Tritt resta muet. Que pouvait-il dire ? Jamais il n’avait entendu chose pareille. Il se refusait à concevoir une chose pareille.

— Tritt, reprit Odeen, le moment est venu pour nous de disparaître. Et maintenant j’en connais la raison. J’y ai longuement réfléchi depuis que Losten… Mais peu importe. Dua et toi devez également disparaître. Maintenant que je sais pourquoi, tu en percevras, je crois, la nécessité et j’espère que Dua la percevra elle aussi. Et il nous faut disparaître rapidement, car Dua est en train de détruire le monde.

— Ne me regarde pas comme ça, Odeen, fit Tritt en reculant. Tu me fais… tu me fais…

— Je ne te fais rien du tout, Tritt, fit Odeen tristement. Mais maintenant je sais que tu dois… Avant tout il nous faut retrouver Dua.

— Non, non, gémit Tritt qui se sentait au supplice et qui essayait de résister.

Il sentait en Odeen quelque chose de nouveau et de terrifiant, et il devinait que leur existence approchait inexorablement de sa fin. Il n’y aurait plus ni Tritt ni petite médiane. Alors que les autres Parentals conservaient longtemps leur petite médiane, Tritt allait perdre la sienne presque immédiatement.

Ce n’était pas juste ! Non, ce n’était pas juste !

— Tout cela c’est la faute de Dua, fit Tritt, haletant. Qu’elle disparaisse la première.

— Tu sais bien que c’est tous les trois que nous devons… fit Odeen avec un calme impressionnant.

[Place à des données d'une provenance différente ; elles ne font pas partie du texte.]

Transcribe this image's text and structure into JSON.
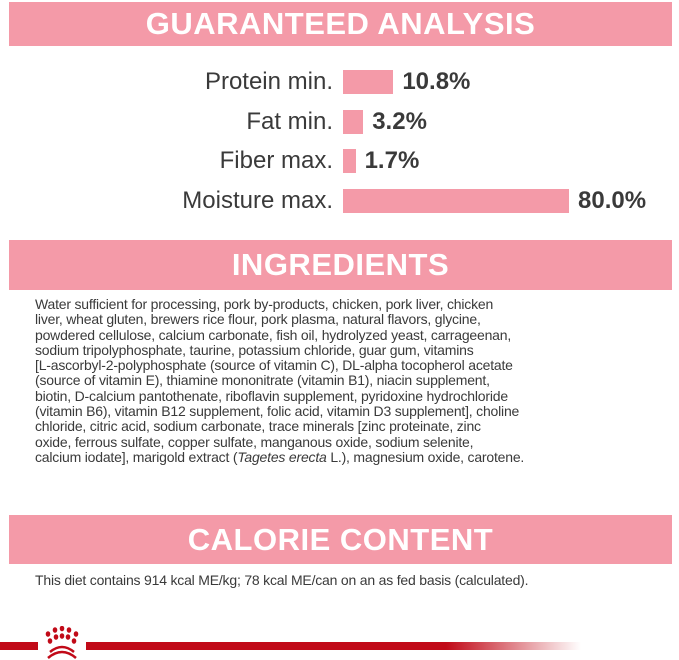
{
  "analysis": {
    "title": "GUARANTEED ANALYSIS",
    "bar_color": "#f49aa8",
    "rows": [
      {
        "label": "Protein min.",
        "value": 10.8,
        "display": "10.8%"
      },
      {
        "label": "Fat min.",
        "value": 3.2,
        "display": "3.2%"
      },
      {
        "label": "Fiber max.",
        "value": 1.7,
        "display": "1.7%"
      },
      {
        "label": "Moisture max.",
        "value": 80.0,
        "display": "80.0%"
      }
    ]
  },
  "ingredients": {
    "title": "INGREDIENTS",
    "lines": [
      "Water sufficient for processing, pork by-products, chicken, pork liver, chicken",
      "liver, wheat gluten, brewers rice flour, pork plasma, natural flavors, glycine,",
      "powdered cellulose, calcium carbonate, fish oil, hydrolyzed yeast, carrageenan,",
      "sodium tripolyphosphate, taurine, potassium chloride, guar gum, vitamins",
      "[L-ascorbyl-2-polyphosphate (source of vitamin C), DL-alpha tocopherol acetate",
      "(source of vitamin E), thiamine mononitrate (vitamin B1), niacin supplement,",
      "biotin, D-calcium pantothenate, riboflavin supplement, pyridoxine hydrochloride",
      "(vitamin B6), vitamin B12 supplement, folic acid, vitamin D3 supplement], choline",
      "chloride, citric acid, sodium carbonate, trace minerals [zinc proteinate, zinc",
      "oxide, ferrous sulfate, copper sulfate, manganous oxide, sodium selenite,"
    ],
    "last_line": {
      "before": "calcium iodate], marigold extract (",
      "italic": "Tagetes erecta",
      "after": " L.), magnesium oxide, carotene."
    }
  },
  "calorie": {
    "title": "CALORIE CONTENT",
    "text": "This diet contains 914 kcal ME/kg; 78 kcal ME/can on an as fed basis (calculated)."
  },
  "footer": {
    "logo": "royal-canin-crown-logo",
    "line_color": "#c10a18"
  }
}
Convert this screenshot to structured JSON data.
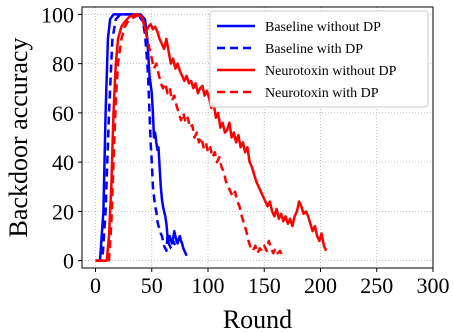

Et Tritt sut qu’il en était ainsi… qu’il en était ainsi… qu’il en était ainsi…

Chapitre 6 a

Dua se sentait glacée, transparente, immatérielle. Après qu’Odeen l’y avait découverte, elle avait cessé de faire surface pour absorber les rayons du soleil. Et elle ne se nourrissait qu’irrégulièrement aux batteries des Solides. Elle n’osait quitter trop longtemps l’abri que lui offrait la roche. Elle absorbait trop rapidement l’énergie que produisaient ces batteries et n’était jamais rassasiée.

Elle éprouvait de façon continue un sentiment de faim, et se cantonner dans la roche l’épuisait. Il lui semblait parfois qu’on lui appliquait un châtiment pour s’être pendant si longtemps insuffisamment nourrie des rayons déclinants du Soleil couchant.

Si ce n’était la mission qu’elle s’était imposée, elle n’aurait pu supporter la fatigue et la faim. Il lui arrivait de souhaiter être détruite par les Solides… mais seulement lorsqu’elle aurait achevé sa tâche.

Aussi longtemps qu’elle restait enfouie dans la roche, les Solides ne pouvaient rien contre elle. Elle percevait parfois leur présence à la surface de la roche. Ils avaient peur. Elle se disait parfois qu’ils avaient peur pour elle, mais cela ne pouvait être. Comment pourraient-ils avoir peur pour elle ? Peur qu’elle disparaisse par manque de nourriture, par épuisement ? Mais il se pouvait aussi qu’ils aient peur d’elle ; peur d’une machine qui ne fonctionnait pas comme ils l’avaient prévu ; épouvantés par un tel prodige ; se sentant impuissants et emplis de terreur.

Elle les évitait soigneusement. Elle savait toujours où ils étaient, et ils ne pouvaient donc ni se saisir d’elle ni mettre fin à ses agissements.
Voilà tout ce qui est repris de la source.